Hi
I would like to write a edirect query to extract number of publications per gene per year. The group I am interested in is Viridiplantae. So for all species under this group, given a date range, I would like to get the publication count for each gene in that species. The final output that I am looking for is something like
YEAR Genus_Species Gene_Symbol Publication_Count
1970 Arabidopsis thaliana PHYA 3
1971 Arabidopsis thaliana PHYA 2
I have gotten this far. For an example gene id (816394) in taxon Arabidopsis thaliana (txid3702) I can get the count of all the pubmed articles related to this gene
esearch -db gene -query "txid3702[Organism:exp] AND 816394[UID]" | elink -target pubmed
After this the next step is to download in xml or docsum format the articles and filter the articles by date [PDAT] of publication. This is the strategy I am using. I used this next command but the error was "Too many requests"

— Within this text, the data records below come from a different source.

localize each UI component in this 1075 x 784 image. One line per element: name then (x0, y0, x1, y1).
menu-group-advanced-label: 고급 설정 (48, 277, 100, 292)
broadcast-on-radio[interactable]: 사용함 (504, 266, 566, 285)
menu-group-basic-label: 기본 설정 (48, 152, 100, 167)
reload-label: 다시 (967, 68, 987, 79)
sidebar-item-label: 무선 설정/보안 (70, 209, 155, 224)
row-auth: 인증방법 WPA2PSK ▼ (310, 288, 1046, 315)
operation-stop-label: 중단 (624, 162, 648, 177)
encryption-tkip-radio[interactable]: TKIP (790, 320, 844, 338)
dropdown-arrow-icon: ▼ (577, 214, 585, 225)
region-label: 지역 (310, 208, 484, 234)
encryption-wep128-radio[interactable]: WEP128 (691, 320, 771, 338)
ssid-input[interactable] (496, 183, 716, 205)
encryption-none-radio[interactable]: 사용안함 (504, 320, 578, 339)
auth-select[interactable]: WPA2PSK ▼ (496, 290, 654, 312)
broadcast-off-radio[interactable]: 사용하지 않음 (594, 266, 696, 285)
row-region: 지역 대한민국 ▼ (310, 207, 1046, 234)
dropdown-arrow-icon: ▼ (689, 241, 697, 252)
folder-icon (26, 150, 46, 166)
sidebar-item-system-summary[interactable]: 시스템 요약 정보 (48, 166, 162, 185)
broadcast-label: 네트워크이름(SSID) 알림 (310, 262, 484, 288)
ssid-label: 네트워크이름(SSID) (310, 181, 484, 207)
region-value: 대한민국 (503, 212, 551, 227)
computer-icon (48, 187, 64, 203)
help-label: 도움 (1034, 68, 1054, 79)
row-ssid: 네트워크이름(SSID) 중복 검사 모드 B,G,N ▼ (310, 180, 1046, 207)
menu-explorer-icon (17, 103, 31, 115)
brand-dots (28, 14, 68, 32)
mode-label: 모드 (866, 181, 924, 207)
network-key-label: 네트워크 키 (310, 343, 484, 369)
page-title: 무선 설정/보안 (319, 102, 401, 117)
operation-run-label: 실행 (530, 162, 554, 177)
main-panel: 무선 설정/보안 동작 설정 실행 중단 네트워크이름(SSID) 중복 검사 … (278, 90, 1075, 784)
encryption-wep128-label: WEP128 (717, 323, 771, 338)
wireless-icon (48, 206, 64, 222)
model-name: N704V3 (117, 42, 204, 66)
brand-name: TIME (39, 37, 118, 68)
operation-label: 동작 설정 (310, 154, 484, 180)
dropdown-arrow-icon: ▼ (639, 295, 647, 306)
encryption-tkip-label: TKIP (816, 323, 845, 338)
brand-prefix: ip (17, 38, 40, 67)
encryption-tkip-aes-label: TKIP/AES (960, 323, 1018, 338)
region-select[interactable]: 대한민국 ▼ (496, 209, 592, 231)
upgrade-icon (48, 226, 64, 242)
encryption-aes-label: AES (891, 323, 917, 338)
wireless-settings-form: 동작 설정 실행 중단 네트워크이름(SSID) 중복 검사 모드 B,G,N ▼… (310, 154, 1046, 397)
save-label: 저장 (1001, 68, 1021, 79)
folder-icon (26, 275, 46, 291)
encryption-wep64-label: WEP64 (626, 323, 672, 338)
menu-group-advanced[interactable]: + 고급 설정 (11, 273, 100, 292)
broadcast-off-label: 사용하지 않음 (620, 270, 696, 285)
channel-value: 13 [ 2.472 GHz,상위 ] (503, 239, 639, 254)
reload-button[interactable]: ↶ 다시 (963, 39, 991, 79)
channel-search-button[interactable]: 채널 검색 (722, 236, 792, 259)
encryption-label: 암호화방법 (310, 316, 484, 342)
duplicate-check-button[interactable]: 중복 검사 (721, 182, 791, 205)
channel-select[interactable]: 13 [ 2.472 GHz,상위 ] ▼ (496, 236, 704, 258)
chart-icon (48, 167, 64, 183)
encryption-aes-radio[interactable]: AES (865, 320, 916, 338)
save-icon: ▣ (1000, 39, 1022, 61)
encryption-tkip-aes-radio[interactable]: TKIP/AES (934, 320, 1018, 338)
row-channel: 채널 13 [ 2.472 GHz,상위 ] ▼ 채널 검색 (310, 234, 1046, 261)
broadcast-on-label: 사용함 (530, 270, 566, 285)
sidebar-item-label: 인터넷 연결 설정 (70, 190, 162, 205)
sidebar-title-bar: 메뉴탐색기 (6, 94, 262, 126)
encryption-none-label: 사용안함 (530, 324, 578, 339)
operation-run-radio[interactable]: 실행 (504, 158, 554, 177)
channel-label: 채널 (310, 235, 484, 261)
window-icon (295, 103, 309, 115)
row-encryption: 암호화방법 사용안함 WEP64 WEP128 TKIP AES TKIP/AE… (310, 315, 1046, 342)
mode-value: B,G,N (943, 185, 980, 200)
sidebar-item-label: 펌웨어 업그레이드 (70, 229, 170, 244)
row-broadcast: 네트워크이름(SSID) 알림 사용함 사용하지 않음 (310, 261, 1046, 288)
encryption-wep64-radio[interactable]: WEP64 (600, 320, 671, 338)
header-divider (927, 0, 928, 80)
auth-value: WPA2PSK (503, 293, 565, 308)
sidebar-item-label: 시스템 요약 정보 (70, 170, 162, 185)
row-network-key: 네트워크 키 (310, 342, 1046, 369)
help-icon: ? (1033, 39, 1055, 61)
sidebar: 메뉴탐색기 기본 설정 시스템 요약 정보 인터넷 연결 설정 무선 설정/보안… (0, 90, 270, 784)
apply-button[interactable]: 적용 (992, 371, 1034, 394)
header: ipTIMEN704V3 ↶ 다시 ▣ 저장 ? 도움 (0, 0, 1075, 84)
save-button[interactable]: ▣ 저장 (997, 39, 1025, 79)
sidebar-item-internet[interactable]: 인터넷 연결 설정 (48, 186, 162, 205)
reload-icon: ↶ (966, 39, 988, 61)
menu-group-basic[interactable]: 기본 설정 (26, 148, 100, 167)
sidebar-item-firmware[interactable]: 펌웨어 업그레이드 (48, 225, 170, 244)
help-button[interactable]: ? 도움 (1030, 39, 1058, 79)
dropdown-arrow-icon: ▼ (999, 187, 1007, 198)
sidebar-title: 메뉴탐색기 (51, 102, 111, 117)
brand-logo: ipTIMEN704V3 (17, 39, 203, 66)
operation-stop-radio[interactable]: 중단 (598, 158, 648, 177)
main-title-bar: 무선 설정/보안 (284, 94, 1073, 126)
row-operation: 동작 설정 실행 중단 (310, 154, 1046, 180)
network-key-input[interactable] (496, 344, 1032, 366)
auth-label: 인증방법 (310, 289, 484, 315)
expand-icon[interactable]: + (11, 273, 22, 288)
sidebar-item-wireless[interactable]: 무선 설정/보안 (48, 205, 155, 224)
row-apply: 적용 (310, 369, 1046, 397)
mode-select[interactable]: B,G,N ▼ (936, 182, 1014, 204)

esearch -db gene -query "txid3702[Organism:exp] AND 816394[UID]" | elink -target pubmed | efetch -format xml | xtract -pattern PubmedArticle -element PubDate
I don't know how to get around this. Thanks for the help
There are a few links and posts for similar tasks:
1) https://rpsychologist.com/an-r-script-to-automatically-look-at-pubmed-citation-counts-by-year-of-publication
2)The solution below suggests xml-output:
BioPython ESearch XML File & Dates
3) edirect: Number of authors per year in Pubmed for a given query
4) Attempting To Utilise The New Entrez Direct Package But Having Difficulty With Pubmed And Nucleotide Xml Parsing
5) How do I make this perl script work to fetch sequences from NCBI using gene symbols?